Tous deux espèrent capitaliser sur la déception d’une partie des électeurs issus des classes défavorisées vis-à-vis du BJP. En 2018, des dalits de l’Inde entière sont descendus dans la rue, après que la Cour suprême a cherché à restreindre la portée des lois de « prévention des atrocités », censée permettre, depuis les années 1990, aux personnes issues de basses castes d’attaquer en justice ceux qui les discriminent, au prétexte qu’elles auraient donné lieu à des abus. Devant ce tollé, le gouvernement Modi, considéré comme favorable à cette décision, a dû s’y opposer. « Quand Mayawati dirigeait l’Uttar Pradesh, tout le monde dans le système faisait plus attention à ce que les lois soient appliquées. Nombre de personnes des basses castes estiment aujourd’hui que le système de domination des hautes castes est de retour. Et puis, ils se disent que, même si le BJP prétend soutenir le système des quotas de basses castes, son but ultime est peut-être bien de le démanteler », explique Sandeep Pandey, une figure du militantisme de terrain en Inde.

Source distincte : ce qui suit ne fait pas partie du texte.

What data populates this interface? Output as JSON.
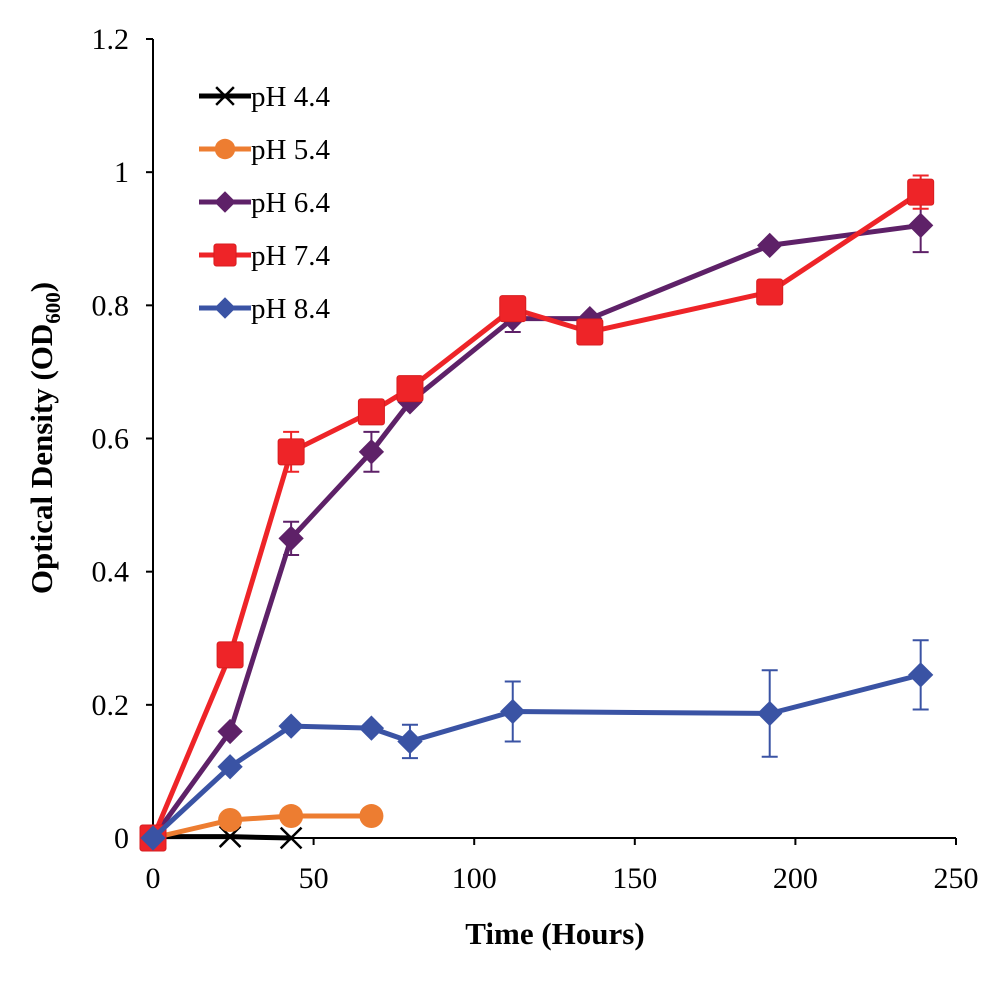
{
  "chart_data": {
    "type": "line",
    "title": "",
    "xlabel": "Time (Hours)",
    "ylabel_main": "Optical Density (OD",
    "ylabel_sub": "600",
    "ylabel_close": ")",
    "xlim": [
      0,
      250
    ],
    "ylim": [
      0,
      1.2
    ],
    "xticks": [
      0,
      50,
      100,
      150,
      200,
      250
    ],
    "xtick_labels": [
      "0",
      "50",
      "100",
      "150",
      "200",
      "250"
    ],
    "yticks": [
      0,
      0.2,
      0.4,
      0.6,
      0.8,
      1.0,
      1.2
    ],
    "ytick_labels": [
      "0",
      "0.2",
      "0.4",
      "0.6",
      "0.8",
      "1",
      "1.2"
    ],
    "grid": false,
    "legend_position": "top-left",
    "series": [
      {
        "name": "pH 4.4",
        "color": "#000000",
        "marker": "x",
        "x": [
          0,
          24,
          43
        ],
        "y": [
          0.002,
          0.002,
          0.0
        ],
        "err": [
          0,
          0,
          0
        ]
      },
      {
        "name": "pH 5.4",
        "color": "#ED7D31",
        "marker": "circle",
        "x": [
          0,
          24,
          43,
          68
        ],
        "y": [
          0.0,
          0.027,
          0.033,
          0.033
        ],
        "err": [
          0,
          0,
          0,
          0
        ]
      },
      {
        "name": "pH 6.4",
        "color": "#5E2168",
        "marker": "diamond",
        "x": [
          0,
          24,
          43,
          68,
          80,
          112,
          136,
          192,
          239
        ],
        "y": [
          0.0,
          0.16,
          0.45,
          0.58,
          0.655,
          0.78,
          0.78,
          0.89,
          0.92
        ],
        "err": [
          0,
          0,
          0.025,
          0.03,
          0,
          0.02,
          0,
          0,
          0.04
        ]
      },
      {
        "name": "pH 7.4",
        "color": "#EE2428",
        "marker": "square",
        "x": [
          0,
          24,
          43,
          68,
          80,
          112,
          136,
          192,
          239
        ],
        "y": [
          0.0,
          0.275,
          0.58,
          0.64,
          0.675,
          0.795,
          0.76,
          0.82,
          0.97
        ],
        "err": [
          0,
          0,
          0.03,
          0,
          0,
          0,
          0,
          0,
          0.025
        ]
      },
      {
        "name": "pH 8.4",
        "color": "#3A53A4",
        "marker": "diamond",
        "x": [
          0,
          24,
          43,
          68,
          80,
          112,
          192,
          239
        ],
        "y": [
          0.0,
          0.107,
          0.168,
          0.165,
          0.145,
          0.19,
          0.187,
          0.245
        ],
        "err": [
          0,
          0,
          0,
          0,
          0.025,
          0.045,
          0.065,
          0.052
        ]
      }
    ]
  }
}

Mais la « reine des intouchables » a aussi vu, ces dernières années, son image écornée par son train de vie : « Les dalits applaudissent quand ils la voient porter des diamants. Mais le reste de la population est horrifié », explique un avocat de confession musulmane. Quant au parc aux 124 éléphants, il est ouvertement critiqué pour avoir englouti des milliards de roupies – que d’aucuns auraient préféré voir allouées à l’éducation des basses castes ou au développement des zones rurales.